Nestled halfway betwen Kamisatomachi and Central Tokyo is the town of Tsurugajima, where just last week the Japanese ruling LDP party’s local chapter set aside the 40ha grounds of the former Saitama Agricultural University for automated driving and other future technology purposes. A radius of 10km around the Tsurugashima interchange (where two major West-Tokyo expressways meet, the Kanetsu and Keno Expressways) will be earmarked for proactive automated driving testing. Interestingly aerospace giant IHI has shown interest in testing their latest jet engines there, so the goal is that the area will become a hub for experimentation for various types of new technology and manufacturing leading to the creation of new highly skilled jobs. The area would also become eligible for so-called “regulatory sandbox” conditions, where the strict application of the law especially related to level of autonomy allowed on the roads is relaxed to accelerate innovation and research and development.
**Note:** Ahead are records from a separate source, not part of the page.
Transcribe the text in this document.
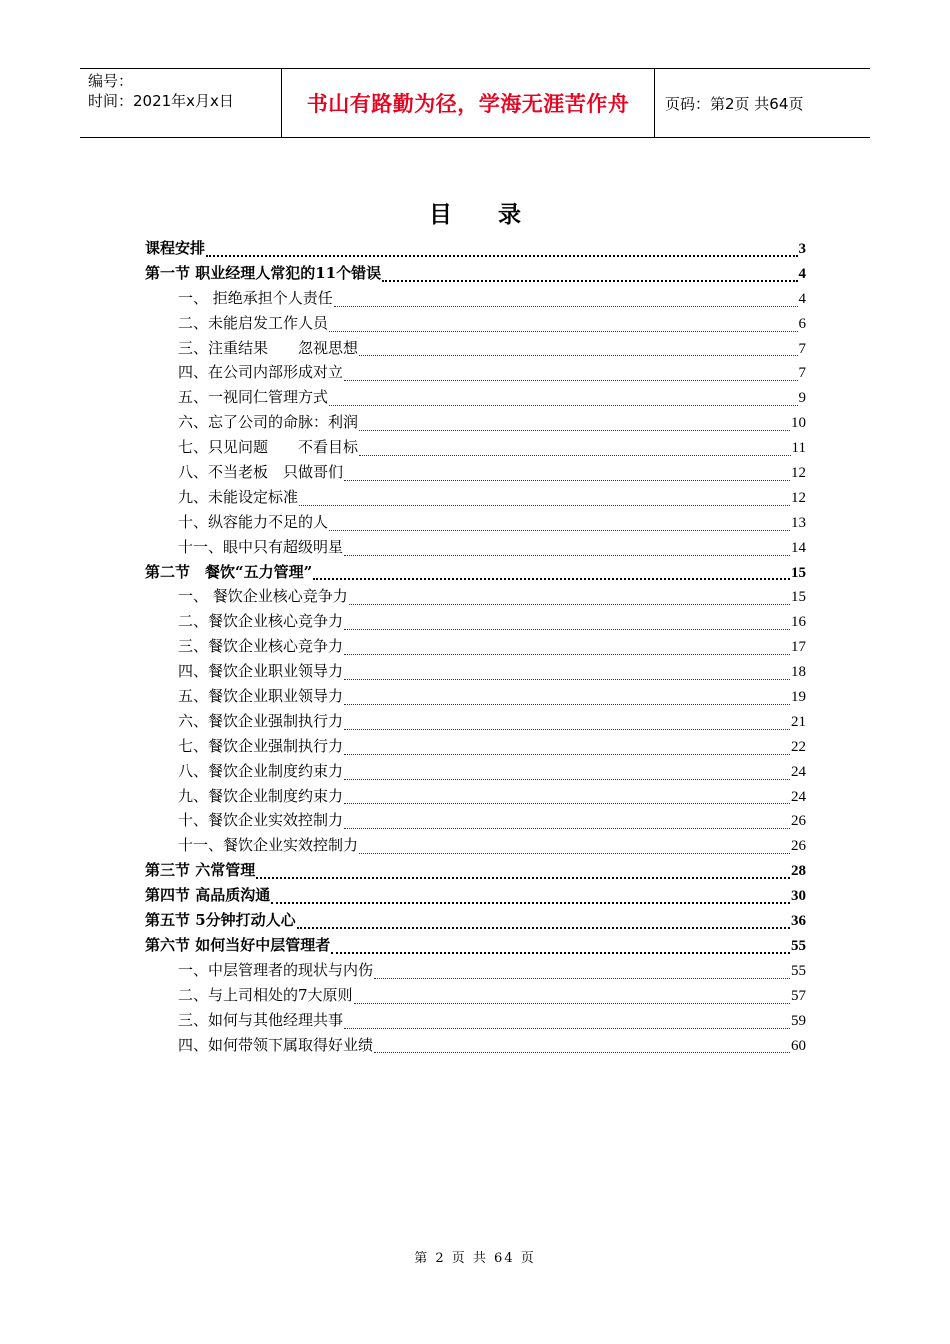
编号：
时间：2021年x月x日	书山有路勤为径，学海无涯苦作舟	页码：第2页 共64页
目　　录
课程安排	3
第一节 职业经理人常犯的11个错误	4
一、 拒绝承担个人责任	4
二、未能启发工作人员	6
三、注重结果　　忽视思想	7
四、在公司内部形成对立	7
五、一视同仁管理方式	9
六、忘了公司的命脉：利润	10
七、只见问题　　不看目标	11
八、不当老板　只做哥们	12
九、未能设定标准	12
十、纵容能力不足的人	13
十一、眼中只有超级明星	14
第二节　餐饮“五力管理”	15
一、 餐饮企业核心竞争力	15
二、餐饮企业核心竞争力	16
三、餐饮企业核心竞争力	17
四、餐饮企业职业领导力	18
五、餐饮企业职业领导力	19
六、餐饮企业强制执行力	21
七、餐饮企业强制执行力	22
八、餐饮企业制度约束力	24
九、餐饮企业制度约束力	24
十、餐饮企业实效控制力	26
十一、餐饮企业实效控制力	26
第三节 六常管理	28
第四节 高品质沟通	30
第五节 5分钟打动人心	36
第六节 如何当好中层管理者	55
一、中层管理者的现状与内伤	55
二、与上司相处的7大原则	57
三、如何与其他经理共事	59
四、如何带领下属取得好业绩	60
第 2 页 共 64 页
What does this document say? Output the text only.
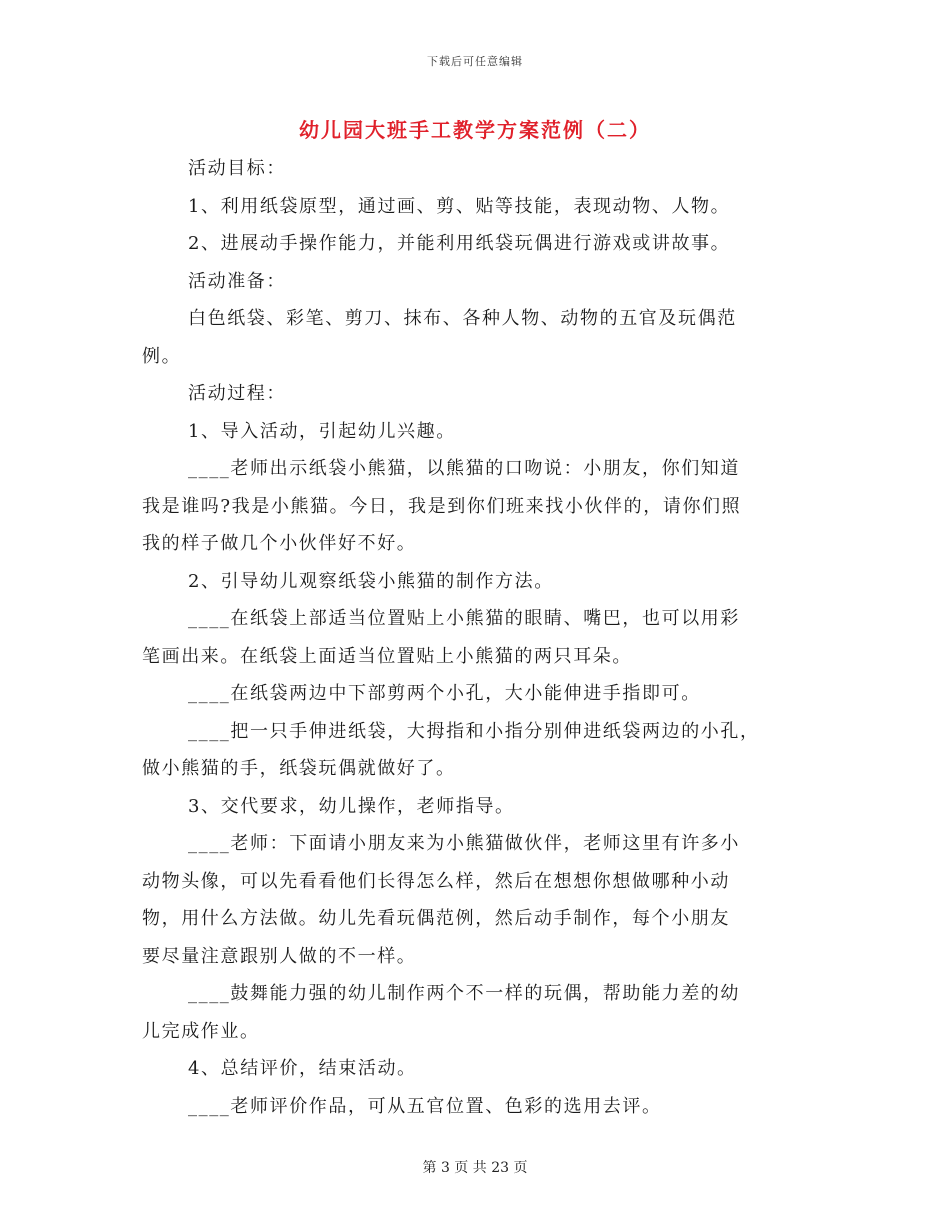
下载后可任意编辑
幼儿园大班手工教学方案范例（二）
活动目标：
1、利用纸袋原型，通过画、剪、贴等技能，表现动物、人物。
2、进展动手操作能力，并能利用纸袋玩偶进行游戏或讲故事。
活动准备：
白色纸袋、彩笔、剪刀、抹布、各种人物、动物的五官及玩偶范
例。
活动过程：
1、导入活动，引起幼儿兴趣。
____老师出示纸袋小熊猫，以熊猫的口吻说：小朋友，你们知道
我是谁吗?我是小熊猫。今日，我是到你们班来找小伙伴的，请你们照
我的样子做几个小伙伴好不好。
2、引导幼儿观察纸袋小熊猫的制作方法。
____在纸袋上部适当位置贴上小熊猫的眼睛、嘴巴，也可以用彩
笔画出来。在纸袋上面适当位置贴上小熊猫的两只耳朵。
____在纸袋两边中下部剪两个小孔，大小能伸进手指即可。
____把一只手伸进纸袋，大拇指和小指分别伸进纸袋两边的小孔，
做小熊猫的手，纸袋玩偶就做好了。
3、交代要求，幼儿操作，老师指导。
____老师：下面请小朋友来为小熊猫做伙伴，老师这里有许多小
动物头像，可以先看看他们长得怎么样，然后在想想你想做哪种小动
物，用什么方法做。幼儿先看玩偶范例，然后动手制作，每个小朋友
要尽量注意跟别人做的不一样。
____鼓舞能力强的幼儿制作两个不一样的玩偶，帮助能力差的幼
儿完成作业。
4、总结评价，结束活动。
____老师评价作品，可从五官位置、色彩的选用去评。
第 3 页 共 23 页
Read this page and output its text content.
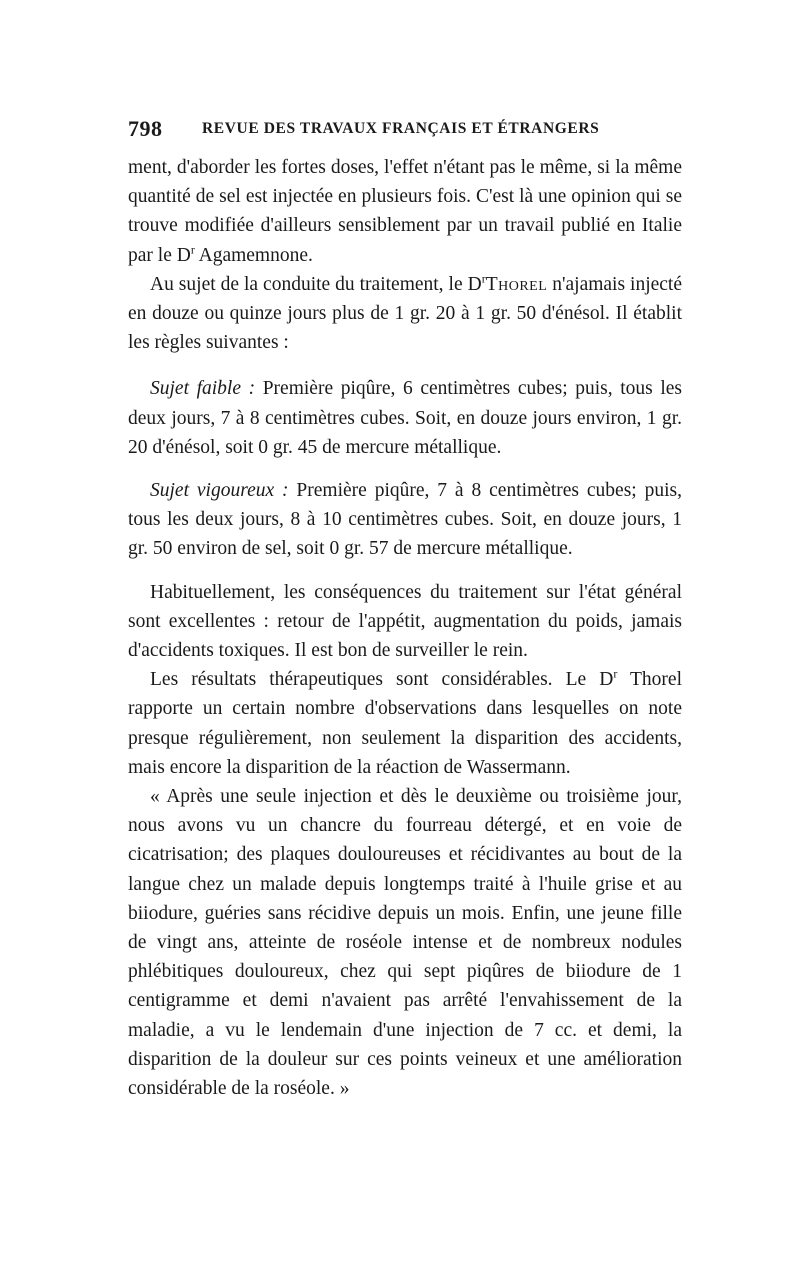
798	REVUE DES TRAVAUX FRANÇAIS ET ÉTRANGERS

ment, d'aborder les fortes doses, l'effet n'étant pas le même, si la même quantité de sel est injectée en plusieurs fois. C'est là une opinion qui se trouve modifiée d'ailleurs sensiblement par un travail publié en Italie par le $D^r$ Agamemnone.

Au sujet de la conduite du traitement, le $D^rThorel$ n'ajamais injecté en douze ou quinze jours plus de 1 gr. 20 à 1 gr. 50 d'énésol. Il établit les règles suivantes :

Sujet faible : Première piqûre, 6 centimètres cubes; puis, tous les deux jours, 7 à 8 centimètres cubes. Soit, en douze jours environ, 1 gr. 20 d'énésol, soit 0 gr. 45 de mercure métallique.

Sujet vigoureux : Première piqûre, 7 à 8 centimètres cubes; puis, tous les deux jours, 8 à 10 centimètres cubes. Soit, en douze jours, 1 gr. 50 environ de sel, soit 0 gr. 57 de mercure métallique.

Habituellement, les conséquences du traitement sur l'état général sont excellentes : retour de l'appétit, augmentation du poids, jamais d'accidents toxiques. Il est bon de surveiller le rein.

Les résultats thérapeutiques sont considérables. Le $D^r$ Thorel rapporte un certain nombre d'observations dans lesquelles on note presque régulièrement, non seulement la disparition des accidents, mais encore la disparition de la réaction de Wassermann.

« Après une seule injection et dès le deuxième ou troisième jour, nous avons vu un chancre du fourreau détergé, et en voie de cicatrisation; des plaques douloureuses et récidivantes au bout de la langue chez un malade depuis longtemps traité à l'huile grise et au biiodure, guéries sans récidive depuis un mois. Enfin, une jeune fille de vingt ans, atteinte de roséole intense et de nombreux nodules phlébitiques douloureux, chez qui sept piqûres de biiodure de 1 centigramme et demi n'avaient pas arrêté l'envahissement de la maladie, a vu le lendemain d'une injection de 7 cc. et demi, la disparition de la douleur sur ces points veineux et une amélioration considérable de la roséole. »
Unfortunately it is unclear for when this is planned and who actually plans to join, but it is a step in the right direction that should be applauded.
Could automated microEVs, designed in Japan’s regions for specific rural and semi-rural uses, 3d-printed in China, then assembled, packaged and marketed in Japan be the future of Japan’s rural automated mobility? This would offer a blend of local customization and control, plus mass production allowing for low-cost mass-adoption. Drawing a parallel to what happened to the Japanese phone industry with the adoption of the Android OS, albeit marketed and customized by local Japanese companies, this could be a plausible scenario for the mobility industry. Note also that while Apple’s phones outnumber Android OS phones in Japan, 3 of the top 4 domestic brands in Japan according to Interbrand 2017 were mobile phone carrier companies Docomo, au and Softbank. Meaning that while the products themselves may change, for users the brand value and loyalty remains with the final offering party, in this case the mobile phone carrier.
Transposing this to the mobility industry, current Japanese auto brands could easily retain their brand loyalty by co-opting this new manufacturing model for themselves. It would offer them a limited yet increasingly growing market domestically reaching all those who need transportation (especially the young and the old in rural areas) who can’t drive, prefer not to drive or are uninterested in driving. Or like me back in 1996, who still didn’t have a license yet… Sounds like a new mindset will be needed for this new automated mobility paradigm.